In January, authorities announced the track laying base’s connection to Indonesia’s existing rail network. Once complete, passenger services will reach speeds of 350km/h. This will slash travel time on the route from the current three hours to less than 40 minutes.
Indian railways, multiple projects
As far as the sheer number of railway projects completed goes, it is going to be tough to match India’s record this year.
The country has announced that 2021 will see the completion of 49 rail projects, with a further seven to follow in the first three months of 2022. Works will include tracking doubling, gauge conversions, and electrifications.
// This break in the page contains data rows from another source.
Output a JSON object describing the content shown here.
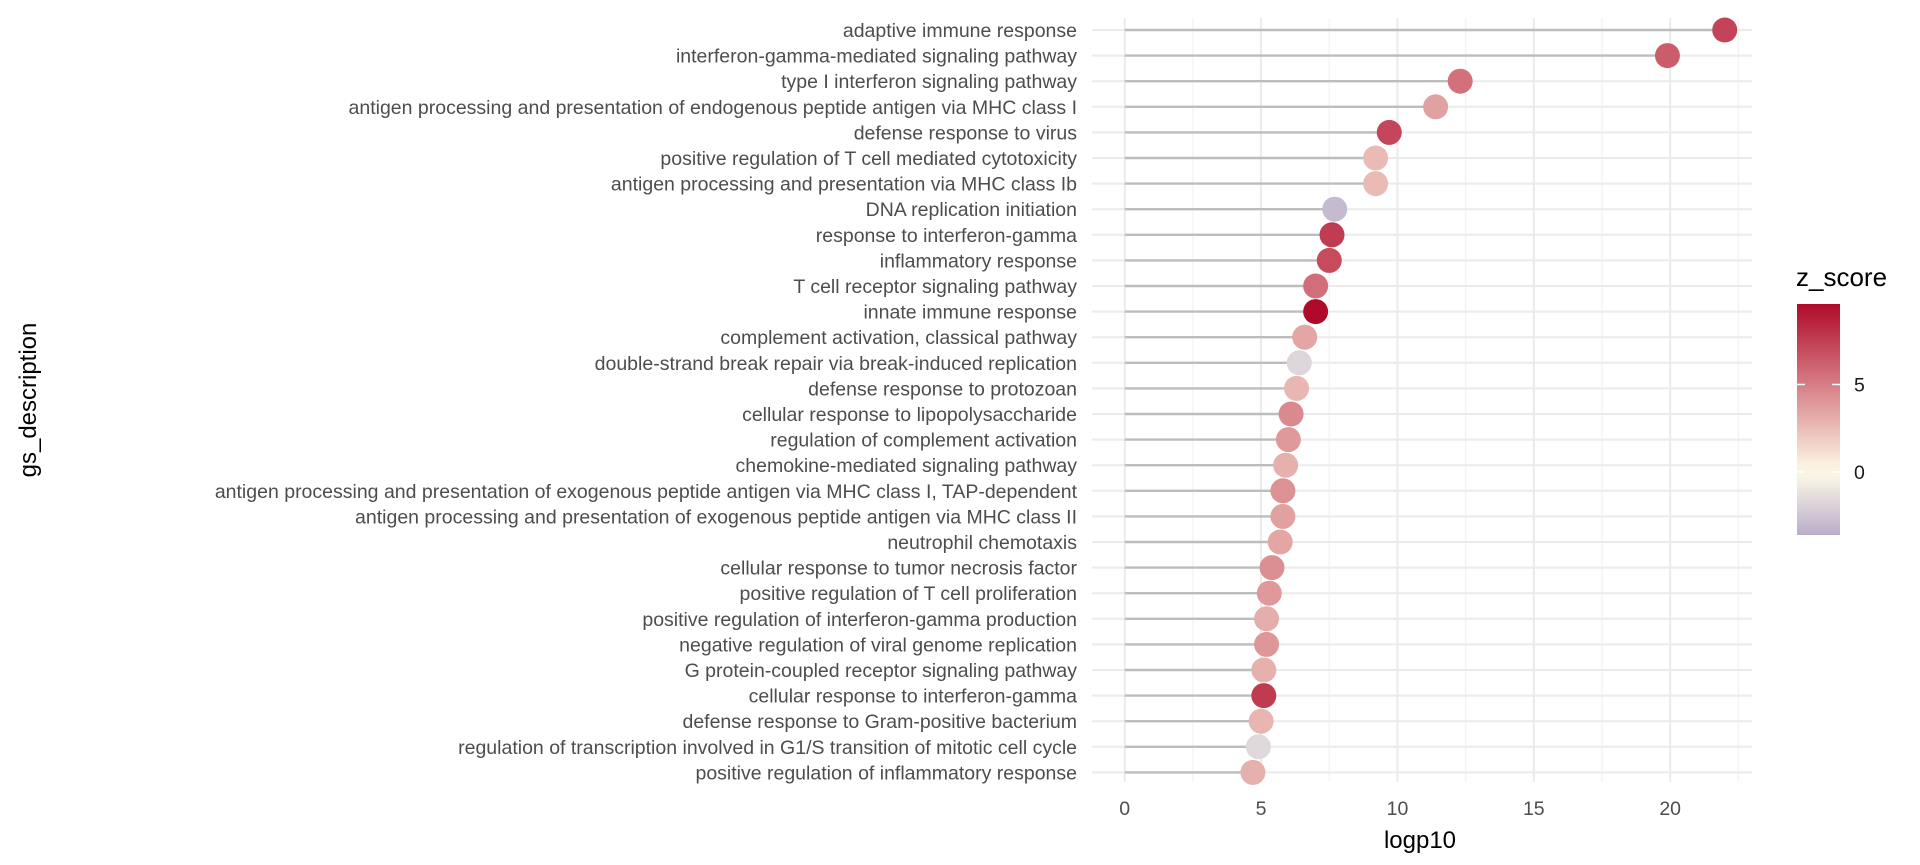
{
  "chart_data": {
    "type": "scatter",
    "subtype": "lollipop",
    "xlabel": "logp10",
    "ylabel": "gs_description",
    "xlim": [
      -1.2,
      23
    ],
    "xticks": [
      0,
      5,
      10,
      15,
      20
    ],
    "grid": true,
    "color_scale": {
      "title": "z_score",
      "min": -3.6,
      "max": 9.6,
      "mid": 0,
      "ticks": [
        0,
        5
      ],
      "low_color": "#b9adca",
      "mid_color": "#fffbe8",
      "high_color": "#b00a2a"
    },
    "points": [
      {
        "label": "adaptive immune response",
        "x": 22.0,
        "z": 7.3
      },
      {
        "label": "interferon-gamma-mediated signaling pathway",
        "x": 19.9,
        "z": 6.3
      },
      {
        "label": "type I interferon signaling pathway",
        "x": 12.3,
        "z": 5.5
      },
      {
        "label": "antigen processing and presentation of endogenous peptide antigen via MHC class I",
        "x": 11.4,
        "z": 3.6
      },
      {
        "label": "defense response to virus",
        "x": 9.7,
        "z": 7.2
      },
      {
        "label": "positive regulation of T cell mediated cytotoxicity",
        "x": 9.2,
        "z": 2.6
      },
      {
        "label": "antigen processing and presentation via MHC class Ib",
        "x": 9.2,
        "z": 2.6
      },
      {
        "label": "DNA replication initiation",
        "x": 7.7,
        "z": -3.0
      },
      {
        "label": "response to interferon-gamma",
        "x": 7.6,
        "z": 7.6
      },
      {
        "label": "inflammatory response",
        "x": 7.5,
        "z": 7.0
      },
      {
        "label": "T cell receptor signaling pathway",
        "x": 7.0,
        "z": 5.6
      },
      {
        "label": "innate immune response",
        "x": 7.0,
        "z": 9.6
      },
      {
        "label": "complement activation, classical pathway",
        "x": 6.6,
        "z": 3.4
      },
      {
        "label": "double-strand break repair via break-induced replication",
        "x": 6.4,
        "z": -1.7
      },
      {
        "label": "defense response to protozoan",
        "x": 6.3,
        "z": 2.7
      },
      {
        "label": "cellular response to lipopolysaccharide",
        "x": 6.1,
        "z": 4.5
      },
      {
        "label": "regulation of complement activation",
        "x": 6.0,
        "z": 3.9
      },
      {
        "label": "chemokine-mediated signaling pathway",
        "x": 5.9,
        "z": 3.0
      },
      {
        "label": "antigen processing and presentation of exogenous peptide antigen via MHC class I, TAP-dependent",
        "x": 5.8,
        "z": 4.2
      },
      {
        "label": "antigen processing and presentation of exogenous peptide antigen via MHC class II",
        "x": 5.8,
        "z": 3.6
      },
      {
        "label": "neutrophil chemotaxis",
        "x": 5.7,
        "z": 3.4
      },
      {
        "label": "cellular response to tumor necrosis factor",
        "x": 5.4,
        "z": 4.3
      },
      {
        "label": "positive regulation of T cell proliferation",
        "x": 5.3,
        "z": 3.9
      },
      {
        "label": "positive regulation of interferon-gamma production",
        "x": 5.2,
        "z": 3.1
      },
      {
        "label": "negative regulation of viral genome replication",
        "x": 5.2,
        "z": 4.0
      },
      {
        "label": "G protein-coupled receptor signaling pathway",
        "x": 5.1,
        "z": 3.0
      },
      {
        "label": "cellular response to interferon-gamma",
        "x": 5.1,
        "z": 7.7
      },
      {
        "label": "defense response to Gram-positive bacterium",
        "x": 5.0,
        "z": 2.8
      },
      {
        "label": "regulation of transcription involved in G1/S transition of mitotic cell cycle",
        "x": 4.9,
        "z": -1.6
      },
      {
        "label": "positive regulation of inflammatory response",
        "x": 4.7,
        "z": 3.0
      }
    ]
  }
}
One of the largest projects is the South Central Railways’ doubling and electrification of the line that includes Vijayawada-Gudivada-Bhimavaram-Narsapur, and Gudivada-Machilipatnam. So far, 124km has been complete and the remainder of the 221km line is on course to be finished by July.
Before that, doubling of the 225km Daund-Gulburga track is due to end in June. While doubling of the 283km Bina-Kota line is set to be finalised in December.
Tampere light rail, Finland
This year will see the completion of the 16km first phase of the Tampere light rail line, from the city centre to Tampere University Hospital (TAYS) and Hervanta.
Phase two will connect with Lielahti and Lentävänniemi and is due for completion by 2025. Artic trams built by Skoda will operate on the line, carrying up to 264 passengers.
Since 2001, light rail viability studies were carried out in Tampere. Plans were eventually approved by Tampere city council in November 2016.
The project will cost an estimated €330m. Once complete, the light rail line is estimated to generate annual profits of €10m. This is in contrast with the area’s bus transport system, which loses €10m a year.
Green Line Extension, Massachusetts, US
The Green Line Extension in Massachusetts is easily the shortest rail project on the list, but the highest in terms of distance to cost ratio. While the light rail track may run for a mere 4.3 miles, it is estimated to cost $2.28bn.
It is a north-west extension of the Massachusetts Bay Transportation Authority (MBTA) Green Line, heading into the Boston suburbs of Somerville and Medford. It will serve seven stations.
The project has been plagued by delays and cost disputes. Planning started back in 2006 and construction was originally meant to be finished by 2014. However, ground-breaking didn’t actually take place until 2012. But when estimated costs spiralled to $3.3bn in 2015, the project was paused.
Plans were revised and progress was eventually made. The new line is now expected to be completed by the end of 2021. It is estimated that the line will see 45,000 individual journeys a day by 2030.